Badai Ini Terlalu Kencang, Kawan
“Kita tidak selalu bisa memilih arah angin, tapi kita bisa belajar melipat layar agar tidak karam. Dan kalau layar pun robek, kita masih bisa mendayung pelan-pelan, asal tidak berhenti.”
Kota yang Menelan Mimpi
Langit Jakarta seperti wajah orang yang baru saja kehilangan. Kelabu, sembab, tapi tetap saja harus terlihat biasa. Di sela gemuruh kota yang tak pernah benar-benar tidur, seorang lelaki berdiri sendirian di halte busway Dukuh Atas. Namanya Wiratma. Orang-orang biasa memanggilnya Wir.
Jaket biru dongker yang sudah kusam membungkus tubuhnya, celana jins sobek di lutut kiri seolah bicara, “Hidup ini keras, dan saya tidak sedang main-main.” Di tangannya ada map usang, berisi lembar-lembar yang jadi saksi: ijazah sarjana, pelatihan daring, sertifikat gratis dengan nama tercetak miring, dan surat lamaran kerja yang sudah disalin sampai kertasnya jadi tipis seperti kertas minyak.
Wir pernah juara umum.
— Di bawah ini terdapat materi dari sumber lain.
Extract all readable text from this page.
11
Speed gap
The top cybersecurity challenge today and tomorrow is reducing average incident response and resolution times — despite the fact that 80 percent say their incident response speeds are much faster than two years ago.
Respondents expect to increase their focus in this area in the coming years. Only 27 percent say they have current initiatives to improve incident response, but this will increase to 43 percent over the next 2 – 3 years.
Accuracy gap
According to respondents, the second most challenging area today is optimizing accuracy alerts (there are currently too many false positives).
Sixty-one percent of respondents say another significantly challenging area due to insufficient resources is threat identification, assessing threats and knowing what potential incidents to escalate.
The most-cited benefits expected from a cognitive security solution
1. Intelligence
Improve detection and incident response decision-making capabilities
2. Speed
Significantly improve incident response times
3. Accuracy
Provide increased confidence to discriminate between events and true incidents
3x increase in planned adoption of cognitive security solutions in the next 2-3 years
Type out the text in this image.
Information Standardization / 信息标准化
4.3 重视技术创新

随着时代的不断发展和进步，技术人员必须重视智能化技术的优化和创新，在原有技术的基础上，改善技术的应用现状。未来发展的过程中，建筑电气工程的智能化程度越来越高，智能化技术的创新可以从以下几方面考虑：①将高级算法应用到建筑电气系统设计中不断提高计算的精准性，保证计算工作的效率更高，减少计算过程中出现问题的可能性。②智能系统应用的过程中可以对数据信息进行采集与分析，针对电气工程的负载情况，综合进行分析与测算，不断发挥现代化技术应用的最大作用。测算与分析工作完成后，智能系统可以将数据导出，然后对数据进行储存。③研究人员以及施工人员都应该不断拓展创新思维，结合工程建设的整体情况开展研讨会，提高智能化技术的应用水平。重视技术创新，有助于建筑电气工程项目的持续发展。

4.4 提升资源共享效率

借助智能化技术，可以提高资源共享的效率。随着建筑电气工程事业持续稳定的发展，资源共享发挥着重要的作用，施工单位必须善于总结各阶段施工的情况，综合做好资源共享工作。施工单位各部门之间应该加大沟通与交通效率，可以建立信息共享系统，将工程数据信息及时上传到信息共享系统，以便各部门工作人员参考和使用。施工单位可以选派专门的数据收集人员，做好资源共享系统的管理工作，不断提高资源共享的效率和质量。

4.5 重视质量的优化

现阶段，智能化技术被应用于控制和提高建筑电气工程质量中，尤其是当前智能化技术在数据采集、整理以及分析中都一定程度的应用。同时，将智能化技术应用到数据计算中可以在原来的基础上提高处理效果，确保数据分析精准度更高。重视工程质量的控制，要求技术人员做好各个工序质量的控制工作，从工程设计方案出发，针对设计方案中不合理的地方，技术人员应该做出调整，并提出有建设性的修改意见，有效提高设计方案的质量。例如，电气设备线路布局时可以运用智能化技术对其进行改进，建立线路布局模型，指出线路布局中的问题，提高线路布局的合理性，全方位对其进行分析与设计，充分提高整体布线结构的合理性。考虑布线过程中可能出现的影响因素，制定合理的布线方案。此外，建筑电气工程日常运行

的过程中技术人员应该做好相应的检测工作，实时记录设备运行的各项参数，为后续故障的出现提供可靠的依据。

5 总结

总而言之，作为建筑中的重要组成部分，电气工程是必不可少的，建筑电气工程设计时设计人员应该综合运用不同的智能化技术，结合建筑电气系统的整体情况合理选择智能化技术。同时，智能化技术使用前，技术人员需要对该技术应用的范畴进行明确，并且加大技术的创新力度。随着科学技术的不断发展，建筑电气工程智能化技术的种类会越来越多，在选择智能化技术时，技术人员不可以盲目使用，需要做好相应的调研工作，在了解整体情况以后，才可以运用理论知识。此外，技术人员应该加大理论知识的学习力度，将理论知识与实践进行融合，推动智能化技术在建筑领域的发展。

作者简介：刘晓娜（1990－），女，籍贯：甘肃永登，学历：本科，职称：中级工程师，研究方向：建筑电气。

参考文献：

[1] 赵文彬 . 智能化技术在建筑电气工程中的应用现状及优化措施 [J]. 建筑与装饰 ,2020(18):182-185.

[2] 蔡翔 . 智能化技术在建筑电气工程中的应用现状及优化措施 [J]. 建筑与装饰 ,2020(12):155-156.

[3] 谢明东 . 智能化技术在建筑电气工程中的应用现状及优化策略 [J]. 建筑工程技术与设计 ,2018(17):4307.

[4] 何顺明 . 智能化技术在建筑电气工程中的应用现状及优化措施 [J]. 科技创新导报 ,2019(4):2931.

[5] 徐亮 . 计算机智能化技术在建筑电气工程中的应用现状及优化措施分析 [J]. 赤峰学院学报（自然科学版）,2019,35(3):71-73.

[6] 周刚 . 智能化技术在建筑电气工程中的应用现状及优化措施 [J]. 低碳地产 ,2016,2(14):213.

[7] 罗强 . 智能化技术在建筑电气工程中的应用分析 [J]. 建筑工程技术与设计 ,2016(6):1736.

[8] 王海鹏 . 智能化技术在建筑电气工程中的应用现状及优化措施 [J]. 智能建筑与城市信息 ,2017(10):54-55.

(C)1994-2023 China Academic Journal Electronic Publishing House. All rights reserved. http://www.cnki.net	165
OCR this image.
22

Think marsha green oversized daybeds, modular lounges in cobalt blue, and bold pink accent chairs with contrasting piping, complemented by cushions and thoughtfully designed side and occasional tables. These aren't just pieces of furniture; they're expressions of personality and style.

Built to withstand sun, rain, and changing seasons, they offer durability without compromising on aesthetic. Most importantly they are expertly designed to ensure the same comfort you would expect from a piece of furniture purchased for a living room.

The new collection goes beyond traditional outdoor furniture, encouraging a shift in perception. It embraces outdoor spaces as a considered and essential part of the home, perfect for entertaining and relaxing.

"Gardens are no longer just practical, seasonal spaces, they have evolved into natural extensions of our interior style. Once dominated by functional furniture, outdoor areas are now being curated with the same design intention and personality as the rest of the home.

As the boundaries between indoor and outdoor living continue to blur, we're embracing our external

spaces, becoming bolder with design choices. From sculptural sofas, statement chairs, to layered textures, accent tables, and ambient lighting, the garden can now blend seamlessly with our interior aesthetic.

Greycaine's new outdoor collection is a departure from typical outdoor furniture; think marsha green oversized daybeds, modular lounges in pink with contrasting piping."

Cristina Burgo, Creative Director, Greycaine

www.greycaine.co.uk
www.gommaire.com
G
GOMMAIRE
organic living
Di SMA-nya di Bangkalan, ia disebut Menak Wiratma. Bukan karena hartanya, tapi karena logikanya yang tajam dan tutur katanya yang menenangkan. Tapi Jakarta bukan Madura. Di sini, bukan siapa kamu, tapi siapa yang kamu kenal. Bukan seberapa pintar kamu, tapi seberapa sering kamu terlihat penting. Itu dia pelajaran pertama di dunia kerja yang tak tertulis di bangku kuliah.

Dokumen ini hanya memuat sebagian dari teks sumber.